The big difference between the VF and VG was the South Australian–built Hemi motor, which gave the newer car a substantial performance advantage over its predecessor. Top speed rose 12kph to 190kph, and the VG accelerated to 100kph in 8.2 seconds, an improvement of almost two seconds. Intermediate gearspeed maximums were 80kph in first and 140kph in second, and, even edging into the 5000rpm red sector in top gear, the car felt reassuringly stable.
By extending the gear ratios, the engineers essentially changed the transmission on the VG into a fourspeeder without a first gear, so the driver had to work harder off the line yet found the car better on the move. The gear linkages were also improved, but the change was never brilliant for town and urban running, although at least the driver could potter around without making too many gear changes. By contrast, the steering, clutch, and brakes were light, and the introduction of Kelsey Hayes Girling disc brakes for the VG was a positive. Good all-round visibility from a low seating position and a willing motor made the Pacer a relaxing cruiser, although pedal placement left no room to slip the left foot under the clutch, and heel-andtoe pedal operation was difficult. Owners could also expect intrusive wind noise around the opening quarter-lights, and ventilation was poor.

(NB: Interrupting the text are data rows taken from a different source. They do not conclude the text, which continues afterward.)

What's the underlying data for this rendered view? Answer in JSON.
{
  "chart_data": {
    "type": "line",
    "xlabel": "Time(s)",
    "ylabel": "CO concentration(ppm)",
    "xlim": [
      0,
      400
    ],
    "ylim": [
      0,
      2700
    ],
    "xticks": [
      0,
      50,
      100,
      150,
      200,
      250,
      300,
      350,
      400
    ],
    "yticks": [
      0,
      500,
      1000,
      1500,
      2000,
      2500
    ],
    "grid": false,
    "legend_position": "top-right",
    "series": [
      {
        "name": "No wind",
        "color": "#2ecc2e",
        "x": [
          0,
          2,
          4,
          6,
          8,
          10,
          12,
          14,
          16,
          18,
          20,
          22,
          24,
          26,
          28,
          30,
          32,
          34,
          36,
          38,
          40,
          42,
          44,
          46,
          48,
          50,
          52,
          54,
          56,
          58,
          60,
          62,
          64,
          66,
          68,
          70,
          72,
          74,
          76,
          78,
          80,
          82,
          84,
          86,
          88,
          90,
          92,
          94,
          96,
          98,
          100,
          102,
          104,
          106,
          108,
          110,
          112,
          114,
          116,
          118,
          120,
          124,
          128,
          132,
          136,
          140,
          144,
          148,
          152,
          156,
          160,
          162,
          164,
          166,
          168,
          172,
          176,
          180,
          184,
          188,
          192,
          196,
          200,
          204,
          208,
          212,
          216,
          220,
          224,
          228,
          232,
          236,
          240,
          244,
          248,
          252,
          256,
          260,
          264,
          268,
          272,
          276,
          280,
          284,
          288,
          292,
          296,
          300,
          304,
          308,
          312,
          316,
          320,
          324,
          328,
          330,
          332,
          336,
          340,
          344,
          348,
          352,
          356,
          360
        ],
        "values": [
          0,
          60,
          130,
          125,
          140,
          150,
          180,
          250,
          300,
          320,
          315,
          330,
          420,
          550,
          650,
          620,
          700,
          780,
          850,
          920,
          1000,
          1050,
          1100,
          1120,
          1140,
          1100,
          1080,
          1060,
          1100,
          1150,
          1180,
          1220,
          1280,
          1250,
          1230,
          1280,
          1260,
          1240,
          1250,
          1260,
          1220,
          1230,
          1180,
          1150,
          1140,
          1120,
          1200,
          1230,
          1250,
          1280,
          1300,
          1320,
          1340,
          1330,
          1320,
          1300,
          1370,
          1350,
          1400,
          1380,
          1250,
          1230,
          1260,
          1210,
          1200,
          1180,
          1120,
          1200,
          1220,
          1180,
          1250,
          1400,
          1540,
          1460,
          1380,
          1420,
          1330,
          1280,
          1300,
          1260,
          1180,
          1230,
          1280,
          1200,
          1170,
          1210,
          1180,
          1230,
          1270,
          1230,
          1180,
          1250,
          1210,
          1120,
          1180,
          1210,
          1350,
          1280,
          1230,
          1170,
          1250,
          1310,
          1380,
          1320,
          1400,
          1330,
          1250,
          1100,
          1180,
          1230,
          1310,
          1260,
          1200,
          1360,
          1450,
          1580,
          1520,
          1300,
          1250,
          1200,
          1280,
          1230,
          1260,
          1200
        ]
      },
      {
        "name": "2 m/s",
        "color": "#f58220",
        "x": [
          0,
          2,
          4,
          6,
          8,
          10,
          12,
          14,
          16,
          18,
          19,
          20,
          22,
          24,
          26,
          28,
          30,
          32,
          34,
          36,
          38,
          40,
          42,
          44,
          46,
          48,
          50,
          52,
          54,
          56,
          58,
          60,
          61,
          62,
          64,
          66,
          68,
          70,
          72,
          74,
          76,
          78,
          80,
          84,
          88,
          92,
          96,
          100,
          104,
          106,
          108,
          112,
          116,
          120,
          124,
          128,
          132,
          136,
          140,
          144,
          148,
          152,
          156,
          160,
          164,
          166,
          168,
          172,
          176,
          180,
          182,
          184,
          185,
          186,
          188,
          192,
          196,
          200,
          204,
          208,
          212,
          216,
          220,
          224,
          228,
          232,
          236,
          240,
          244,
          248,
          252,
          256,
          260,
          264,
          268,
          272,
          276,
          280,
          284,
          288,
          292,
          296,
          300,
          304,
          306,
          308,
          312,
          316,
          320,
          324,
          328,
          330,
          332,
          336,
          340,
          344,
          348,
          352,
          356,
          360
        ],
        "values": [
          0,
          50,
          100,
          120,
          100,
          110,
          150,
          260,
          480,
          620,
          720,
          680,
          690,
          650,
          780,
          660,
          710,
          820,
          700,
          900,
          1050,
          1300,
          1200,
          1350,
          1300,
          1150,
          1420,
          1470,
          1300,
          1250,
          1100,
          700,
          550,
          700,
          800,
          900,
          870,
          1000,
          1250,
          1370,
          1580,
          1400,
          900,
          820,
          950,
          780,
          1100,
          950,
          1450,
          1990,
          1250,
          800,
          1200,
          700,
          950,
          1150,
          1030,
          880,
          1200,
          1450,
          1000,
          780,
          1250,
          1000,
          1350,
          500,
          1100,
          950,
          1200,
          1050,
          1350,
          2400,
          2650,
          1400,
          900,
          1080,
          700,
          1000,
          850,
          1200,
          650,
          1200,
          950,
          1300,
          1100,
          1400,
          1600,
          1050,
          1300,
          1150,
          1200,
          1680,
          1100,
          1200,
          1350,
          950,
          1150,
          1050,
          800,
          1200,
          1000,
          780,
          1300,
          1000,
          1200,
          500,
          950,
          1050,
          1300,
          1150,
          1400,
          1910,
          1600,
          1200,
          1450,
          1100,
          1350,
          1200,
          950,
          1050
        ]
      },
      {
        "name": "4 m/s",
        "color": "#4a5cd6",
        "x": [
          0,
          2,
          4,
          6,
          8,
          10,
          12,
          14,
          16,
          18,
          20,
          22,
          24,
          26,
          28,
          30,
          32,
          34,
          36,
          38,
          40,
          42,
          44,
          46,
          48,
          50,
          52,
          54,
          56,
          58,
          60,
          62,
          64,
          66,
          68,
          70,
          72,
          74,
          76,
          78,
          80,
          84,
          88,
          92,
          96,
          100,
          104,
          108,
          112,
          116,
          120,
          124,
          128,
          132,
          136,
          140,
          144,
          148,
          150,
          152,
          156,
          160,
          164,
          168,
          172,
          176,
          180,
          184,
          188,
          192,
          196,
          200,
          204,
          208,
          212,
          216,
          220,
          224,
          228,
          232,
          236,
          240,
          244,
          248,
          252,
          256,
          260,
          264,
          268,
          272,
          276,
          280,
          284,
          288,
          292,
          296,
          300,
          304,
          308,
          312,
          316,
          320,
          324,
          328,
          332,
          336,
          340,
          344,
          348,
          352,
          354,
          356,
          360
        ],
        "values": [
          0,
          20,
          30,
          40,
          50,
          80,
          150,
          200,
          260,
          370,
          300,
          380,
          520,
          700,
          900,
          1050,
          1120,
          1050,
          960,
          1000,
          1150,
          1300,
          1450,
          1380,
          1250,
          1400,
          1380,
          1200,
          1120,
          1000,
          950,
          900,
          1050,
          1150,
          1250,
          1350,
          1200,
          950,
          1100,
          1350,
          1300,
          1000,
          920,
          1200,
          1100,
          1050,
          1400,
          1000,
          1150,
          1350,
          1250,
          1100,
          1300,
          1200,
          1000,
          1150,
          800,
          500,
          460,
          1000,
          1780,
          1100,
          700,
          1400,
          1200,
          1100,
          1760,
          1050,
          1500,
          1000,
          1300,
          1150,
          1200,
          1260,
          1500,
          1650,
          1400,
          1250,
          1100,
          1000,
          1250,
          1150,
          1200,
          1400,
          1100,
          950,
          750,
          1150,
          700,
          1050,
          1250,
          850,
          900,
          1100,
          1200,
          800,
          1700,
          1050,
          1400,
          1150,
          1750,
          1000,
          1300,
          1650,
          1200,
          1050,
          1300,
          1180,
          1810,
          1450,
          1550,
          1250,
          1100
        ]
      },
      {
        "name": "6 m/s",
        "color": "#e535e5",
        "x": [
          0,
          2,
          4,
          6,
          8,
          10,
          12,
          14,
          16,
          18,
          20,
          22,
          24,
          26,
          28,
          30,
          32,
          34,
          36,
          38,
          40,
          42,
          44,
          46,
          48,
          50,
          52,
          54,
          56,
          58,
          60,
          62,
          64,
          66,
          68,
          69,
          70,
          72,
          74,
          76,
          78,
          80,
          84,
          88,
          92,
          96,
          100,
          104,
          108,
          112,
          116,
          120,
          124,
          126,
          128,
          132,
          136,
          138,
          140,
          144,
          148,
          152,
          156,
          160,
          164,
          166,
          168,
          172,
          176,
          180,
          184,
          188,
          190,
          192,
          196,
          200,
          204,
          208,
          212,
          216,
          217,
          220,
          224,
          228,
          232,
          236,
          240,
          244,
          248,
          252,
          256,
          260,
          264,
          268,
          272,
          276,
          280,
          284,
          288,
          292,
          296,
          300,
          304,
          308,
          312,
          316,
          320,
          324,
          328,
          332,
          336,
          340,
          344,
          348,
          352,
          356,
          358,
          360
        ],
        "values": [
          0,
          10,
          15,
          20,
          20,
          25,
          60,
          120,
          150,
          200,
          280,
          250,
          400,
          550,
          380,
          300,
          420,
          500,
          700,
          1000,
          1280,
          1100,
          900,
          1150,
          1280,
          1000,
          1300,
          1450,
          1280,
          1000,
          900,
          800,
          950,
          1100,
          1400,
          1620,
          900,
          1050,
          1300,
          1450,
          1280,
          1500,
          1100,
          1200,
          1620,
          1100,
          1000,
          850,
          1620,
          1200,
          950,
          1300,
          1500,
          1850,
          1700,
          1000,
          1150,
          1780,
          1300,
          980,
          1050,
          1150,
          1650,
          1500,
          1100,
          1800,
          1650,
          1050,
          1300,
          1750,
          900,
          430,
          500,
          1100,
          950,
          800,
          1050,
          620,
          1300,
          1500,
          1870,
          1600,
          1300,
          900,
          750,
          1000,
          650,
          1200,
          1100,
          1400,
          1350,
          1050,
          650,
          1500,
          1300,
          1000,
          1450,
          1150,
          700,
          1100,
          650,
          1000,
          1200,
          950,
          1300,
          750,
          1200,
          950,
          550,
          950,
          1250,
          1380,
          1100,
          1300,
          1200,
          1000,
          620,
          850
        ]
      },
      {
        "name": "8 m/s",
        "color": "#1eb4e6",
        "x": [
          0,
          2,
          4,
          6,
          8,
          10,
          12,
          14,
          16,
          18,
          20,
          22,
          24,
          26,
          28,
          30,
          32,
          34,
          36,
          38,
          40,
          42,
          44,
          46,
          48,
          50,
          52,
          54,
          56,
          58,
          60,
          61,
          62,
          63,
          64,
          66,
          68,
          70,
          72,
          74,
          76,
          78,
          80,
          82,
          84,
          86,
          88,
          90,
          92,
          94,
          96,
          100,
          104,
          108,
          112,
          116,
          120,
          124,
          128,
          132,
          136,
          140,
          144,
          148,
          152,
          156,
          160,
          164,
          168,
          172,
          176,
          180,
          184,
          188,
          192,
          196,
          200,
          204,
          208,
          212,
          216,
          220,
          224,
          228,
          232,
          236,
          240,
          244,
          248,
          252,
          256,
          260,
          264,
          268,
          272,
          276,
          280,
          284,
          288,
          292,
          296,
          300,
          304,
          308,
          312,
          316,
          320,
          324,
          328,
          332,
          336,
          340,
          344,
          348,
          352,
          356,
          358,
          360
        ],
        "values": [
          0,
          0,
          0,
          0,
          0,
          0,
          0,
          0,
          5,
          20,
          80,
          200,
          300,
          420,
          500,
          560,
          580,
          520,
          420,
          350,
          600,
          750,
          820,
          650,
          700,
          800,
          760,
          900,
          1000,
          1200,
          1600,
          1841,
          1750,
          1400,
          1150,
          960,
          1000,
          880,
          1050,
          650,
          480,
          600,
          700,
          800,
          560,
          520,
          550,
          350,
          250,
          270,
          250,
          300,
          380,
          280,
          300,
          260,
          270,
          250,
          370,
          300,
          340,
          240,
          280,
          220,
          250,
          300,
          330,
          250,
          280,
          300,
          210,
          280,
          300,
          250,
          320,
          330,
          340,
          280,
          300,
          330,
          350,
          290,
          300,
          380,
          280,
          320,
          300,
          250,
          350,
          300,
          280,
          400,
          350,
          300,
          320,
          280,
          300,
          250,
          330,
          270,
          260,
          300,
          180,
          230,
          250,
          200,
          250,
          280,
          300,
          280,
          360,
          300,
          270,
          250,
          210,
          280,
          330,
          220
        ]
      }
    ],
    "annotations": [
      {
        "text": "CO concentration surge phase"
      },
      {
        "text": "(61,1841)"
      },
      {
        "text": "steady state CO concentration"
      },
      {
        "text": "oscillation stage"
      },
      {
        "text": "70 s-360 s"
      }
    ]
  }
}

On the track, the Pacer failed to cover itself in glory, although the car was a class winner at the 1969 Sandown 250 three-hour race. Three Pacers were entered in the Golden 100 race at Pukekohe, held in conjunction with the Benson and Hedges 500 at Pukekohe in 1970, and all three suffered braking problems. Grady Thomson’s Pacer was running sixth when the clutch blew on the eighth lap, leaving Rodger Anderson’s similar VG Hemi to finish sixth, ahead of the third Pacer driven by Morton Brown. There was no question that the straight-six Valiants were outclassed by the V8 power of Holden and Ford, with their superior powerto-weight ratios.
Maybe this car never achieved legendary status, but it was a muscle car, a flagcarrier — and certainly special. Of the 52,944 VF Valiants built, around 5800 were Pacers. This encouraged Chrysler to continue with the sports model with the VG. In total, 46,374 VG Valiants were made, but no one seems to be able to put a finger on the number of VG Pacers to hit our roads. However, 1162 two-door VG Pacer hardtops were produced in 1970 and 1971. There were more VG Pacers than VFS imported into New Zealand as a result of extra licensing, and most came with the garish Mod Pack, comprising a matt black bonnet, side stripes, and a black stripe across the boot lid. The Pacer, of course, in either two- or four-door configuration, was a precursor to the highly successful two-door Charger — but that’s a story for another time.